C’est également cet appétit qui l’a conduit à accepter un rôle un peu plus inhabituel, malgré le peu de temps qu’il lui restait dans son emploi du temps chargé. Il est à l’affiche de la nouvelle campagne publicitaire de Jameson, The Greatest Story Almost Told, pour son Jameson Black Barrel. C’est une première pour lui, mais pas tout à fait un terrain inconnu : plus tôt cette année, il a été dévoilé comme le visage du parfum Aqua Di Gio d’Armani. Une nouvelle preuve qu’il refuse de se laisser enfermer dans une case. « Il faut que cela semble juste, mais c’est amusant de faire ce genre de choses », explique-t-il. « J’ai de nouveau travaillé avec le réalisateur David McKenzie pour la campagne Armani, avec qui j’avais tourné Outlaw King, et je me sens privilégié que ce cinéaste reconnu m’ait proposé de retravailler avec lui. C’est une bénédiction ! »

Pour cette campagne, Taylor-Johnson s’est rendu à la distillerie Jameson, en Irlande, où il a pu découvrir de ses propres yeux le processus de fabrication de ce whiskey mondialement connu (et a été photographié pour les publicités par le cinéaste grec Yorgos Lanthimos, réalisateur de Pauvres Créatures et de La Favorite). « La fierté que chacun éprouve à travailler là-bas est communicative, confie-t-il. J’ai tout simplement tout admiré. Du maître assembleur aux autres employés, tout le monde se connaissait par son prénom, et cette proximité semblait sincère et authentique.

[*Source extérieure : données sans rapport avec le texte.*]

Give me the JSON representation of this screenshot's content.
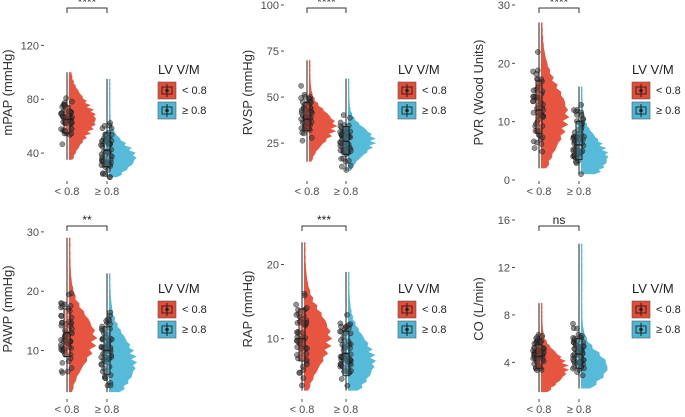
{
  "chart_data": [
    {
      "type": "raincloud",
      "title": "",
      "ylabel": "mPAP (mmHg)",
      "xlabel": "",
      "categories": [
        "< 0.8",
        "≥ 0.8"
      ],
      "ylim": [
        20,
        150
      ],
      "yticks": [
        40,
        80,
        120
      ],
      "xtick_labels": [
        "< 0.8",
        "≥ 0.8"
      ],
      "significance": "****",
      "legend": {
        "title": "LV V/M",
        "items": [
          {
            "label": "< 0.8",
            "color": "#e64b35"
          },
          {
            "label": "≥ 0.8",
            "color": "#4db7d6"
          }
        ]
      },
      "series": [
        {
          "name": "< 0.8",
          "color": "#e64b35",
          "box": {
            "q1": 55,
            "median": 65,
            "q3": 75,
            "whisker_low": 35,
            "whisker_high": 100
          },
          "kde_peak": 65,
          "kde_spread": 14
        },
        {
          "name": "≥ 0.8",
          "color": "#4db7d6",
          "box": {
            "q1": 30,
            "median": 42,
            "q3": 55,
            "whisker_low": 22,
            "whisker_high": 95
          },
          "kde_peak": 37,
          "kde_spread": 10
        }
      ]
    },
    {
      "type": "raincloud",
      "title": "",
      "ylabel": "RVSP (mmHg)",
      "xlabel": "",
      "categories": [
        "< 0.8",
        "≥ 0.8"
      ],
      "ylim": [
        5,
        100
      ],
      "yticks": [
        25,
        50,
        75,
        100
      ],
      "xtick_labels": [
        "< 0.8",
        "≥ 0.8"
      ],
      "significance": "****",
      "legend": {
        "title": "LV V/M",
        "items": [
          {
            "label": "< 0.8",
            "color": "#e64b35"
          },
          {
            "label": "≥ 0.8",
            "color": "#4db7d6"
          }
        ]
      },
      "series": [
        {
          "name": "< 0.8",
          "color": "#e64b35",
          "box": {
            "q1": 32,
            "median": 38,
            "q3": 47,
            "whisker_low": 15,
            "whisker_high": 70
          },
          "kde_peak": 34,
          "kde_spread": 8
        },
        {
          "name": "≥ 0.8",
          "color": "#4db7d6",
          "box": {
            "q1": 19,
            "median": 26,
            "q3": 34,
            "whisker_low": 10,
            "whisker_high": 60
          },
          "kde_peak": 26,
          "kde_spread": 7
        }
      ]
    },
    {
      "type": "raincloud",
      "title": "",
      "ylabel": "PVR (Wood Units)",
      "xlabel": "",
      "categories": [
        "< 0.8",
        "≥ 0.8"
      ],
      "ylim": [
        0,
        30
      ],
      "yticks": [
        0,
        10,
        20,
        30
      ],
      "xtick_labels": [
        "< 0.8",
        "≥ 0.8"
      ],
      "significance": "****",
      "legend": {
        "title": "LV V/M",
        "items": [
          {
            "label": "< 0.8",
            "color": "#e64b35"
          },
          {
            "label": "≥ 0.8",
            "color": "#4db7d6"
          }
        ]
      },
      "series": [
        {
          "name": "< 0.8",
          "color": "#e64b35",
          "box": {
            "q1": 8,
            "median": 12,
            "q3": 17,
            "whisker_low": 2,
            "whisker_high": 27
          },
          "kde_peak": 11,
          "kde_spread": 5
        },
        {
          "name": "≥ 0.8",
          "color": "#4db7d6",
          "box": {
            "q1": 3.5,
            "median": 6,
            "q3": 10,
            "whisker_low": 1,
            "whisker_high": 16
          },
          "kde_peak": 4,
          "kde_spread": 3
        }
      ]
    },
    {
      "type": "raincloud",
      "title": "",
      "ylabel": "PAWP (mmHg)",
      "xlabel": "",
      "categories": [
        "< 0.8",
        "≥ 0.8"
      ],
      "ylim": [
        2,
        32
      ],
      "yticks": [
        10,
        20,
        30
      ],
      "xtick_labels": [
        "< 0.8",
        "≥ 0.8"
      ],
      "significance": "**",
      "legend": {
        "title": "LV V/M",
        "items": [
          {
            "label": "< 0.8",
            "color": "#e64b35"
          },
          {
            "label": "≥ 0.8",
            "color": "#4db7d6"
          }
        ]
      },
      "series": [
        {
          "name": "< 0.8",
          "color": "#e64b35",
          "box": {
            "q1": 9,
            "median": 13,
            "q3": 17,
            "whisker_low": 3,
            "whisker_high": 29
          },
          "kde_peak": 12,
          "kde_spread": 4
        },
        {
          "name": "≥ 0.8",
          "color": "#4db7d6",
          "box": {
            "q1": 6,
            "median": 10,
            "q3": 14,
            "whisker_low": 3,
            "whisker_high": 23
          },
          "kde_peak": 8,
          "kde_spread": 4
        }
      ]
    },
    {
      "type": "raincloud",
      "title": "",
      "ylabel": "RAP (mmHg)",
      "xlabel": "",
      "categories": [
        "< 0.8",
        "≥ 0.8"
      ],
      "ylim": [
        2,
        26
      ],
      "yticks": [
        10,
        20
      ],
      "xtick_labels": [
        "< 0.8",
        "≥ 0.8"
      ],
      "significance": "***",
      "legend": {
        "title": "LV V/M",
        "items": [
          {
            "label": "< 0.8",
            "color": "#e64b35"
          },
          {
            "label": "≥ 0.8",
            "color": "#4db7d6"
          }
        ]
      },
      "series": [
        {
          "name": "< 0.8",
          "color": "#e64b35",
          "box": {
            "q1": 7,
            "median": 10,
            "q3": 14,
            "whisker_low": 3,
            "whisker_high": 23
          },
          "kde_peak": 10,
          "kde_spread": 3.5
        },
        {
          "name": "≥ 0.8",
          "color": "#4db7d6",
          "box": {
            "q1": 5,
            "median": 8,
            "q3": 11,
            "whisker_low": 3,
            "whisker_high": 19
          },
          "kde_peak": 7,
          "kde_spread": 3
        }
      ]
    },
    {
      "type": "raincloud",
      "title": "",
      "ylabel": "CO (L/min)",
      "xlabel": "",
      "categories": [
        "< 0.8",
        "≥ 0.8"
      ],
      "ylim": [
        1,
        16
      ],
      "yticks": [
        4,
        8,
        12,
        16
      ],
      "xtick_labels": [
        "< 0.8",
        "≥ 0.8"
      ],
      "significance": "ns",
      "legend": {
        "title": "LV V/M",
        "items": [
          {
            "label": "< 0.8",
            "color": "#e64b35"
          },
          {
            "label": "≥ 0.8",
            "color": "#4db7d6"
          }
        ]
      },
      "series": [
        {
          "name": "< 0.8",
          "color": "#e64b35",
          "box": {
            "q1": 3.5,
            "median": 4.5,
            "q3": 5.5,
            "whisker_low": 1.5,
            "whisker_high": 9
          },
          "kde_peak": 3.5,
          "kde_spread": 1.2
        },
        {
          "name": "≥ 0.8",
          "color": "#4db7d6",
          "box": {
            "q1": 3.5,
            "median": 4.7,
            "q3": 6,
            "whisker_low": 1.8,
            "whisker_high": 14
          },
          "kde_peak": 3.6,
          "kde_spread": 1.3
        }
      ]
    }
  ]
}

J’aime le savoir-faire et l’art que cela implique, et cela ressemble à ma propre façon d’aborder mon travail. »

Au vu de l’année qu’il vient de vivre, Taylor-Johnson devrait s’accorder une longue pause. Pourtant, il pense déjà à l’année prochaine, et il est évident que Nosferatu a ravivé une flamme en lui. Il réfléchit à son prochain rôle, alors même qu’il a déjà plusieurs films — dont 28 Ans plus tard — dont la sortie est prévue en 2025. « J’ai un faible pour les films d’époque, et cela me manque », confie-t-il, précisant qu’il s’est récemment entretenu avec le réalisateur Joe Wright, à qui l’on doit Anna Karénine, Reviens-moi et Orgueil et Préjugés, au sujet d’un éventuel projet. « C’est un véritable maître de ces romances britanniques en costumes. Les films d’époque vous transportent dans un univers romantique où les émotions étaient profondément enfouies et ne s’affichaient pas ouvertement. Il y a donc des moments de dialogue, de poésie et de contact d’une grande sensualité. Cela permet de penser de manière plus créative, et toute la beauté réside dans le fait de l’interpréter. »

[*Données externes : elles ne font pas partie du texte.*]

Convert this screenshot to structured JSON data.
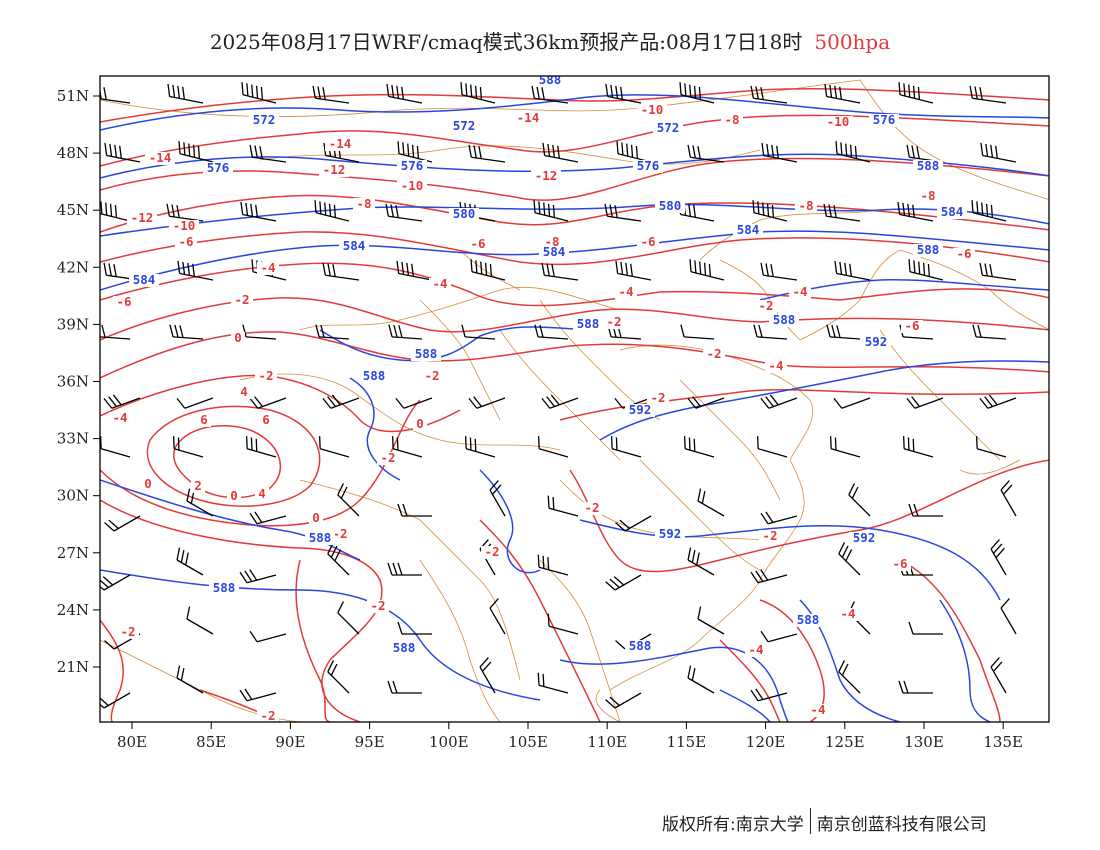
{
  "header": {
    "title": "2025年08月17日WRF/cmaq模式36km预报产品:08月17日18时",
    "level": "500hpa",
    "level_color": "#e23a3a"
  },
  "colors": {
    "temperature_contour": "#e23a3a",
    "height_contour": "#2a46e0",
    "coastline_border": "#d98c3a",
    "wind_barb": "#000000",
    "frame": "#000000"
  },
  "map": {
    "type": "weather-map",
    "lon_range": [
      78,
      138
    ],
    "lat_range": [
      18,
      52
    ],
    "x_tick_labels": [
      "80E",
      "85E",
      "90E",
      "95E",
      "100E",
      "105E",
      "110E",
      "115E",
      "120E",
      "125E",
      "130E",
      "135E"
    ],
    "y_tick_labels": [
      "51N",
      "48N",
      "45N",
      "42N",
      "39N",
      "36N",
      "33N",
      "30N",
      "27N",
      "24N",
      "21N"
    ],
    "temperature_labels": [
      "-14",
      "-12",
      "-10",
      "-8",
      "-6",
      "-4",
      "-2",
      "0",
      "2",
      "4",
      "6"
    ],
    "height_labels": [
      "572",
      "576",
      "580",
      "584",
      "588",
      "592"
    ],
    "layers": [
      "temperature-contours",
      "height-contours",
      "coastline-borders",
      "wind-barbs"
    ]
  },
  "footer": {
    "copyright_left": "版权所有:南京大学",
    "copyright_right": "南京创蓝科技有限公司"
  }
}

Alors que notre entretien touche à sa fin, Taylor-Johnson affirme que les rôles shakespeariens, en particulier, « recèlent beaucoup de profondeur et de richesse ». En 1999, il est monté sur scène dans une production londonienne du Macbeth de Shakespeare, où il incarnait le fils de Macduff. Mais il n’avait alors que huit ans : jouer dans une adaptation d’une pièce de Shakespeare serait donc une première dans sa carrière d’adulte. « Je ne peux rien dire pour l’instant », répond-il en riant, avant de partir pour la campagne, à l’approche d’un nouveau mois chargé en interviews, avant-premières et journées presse.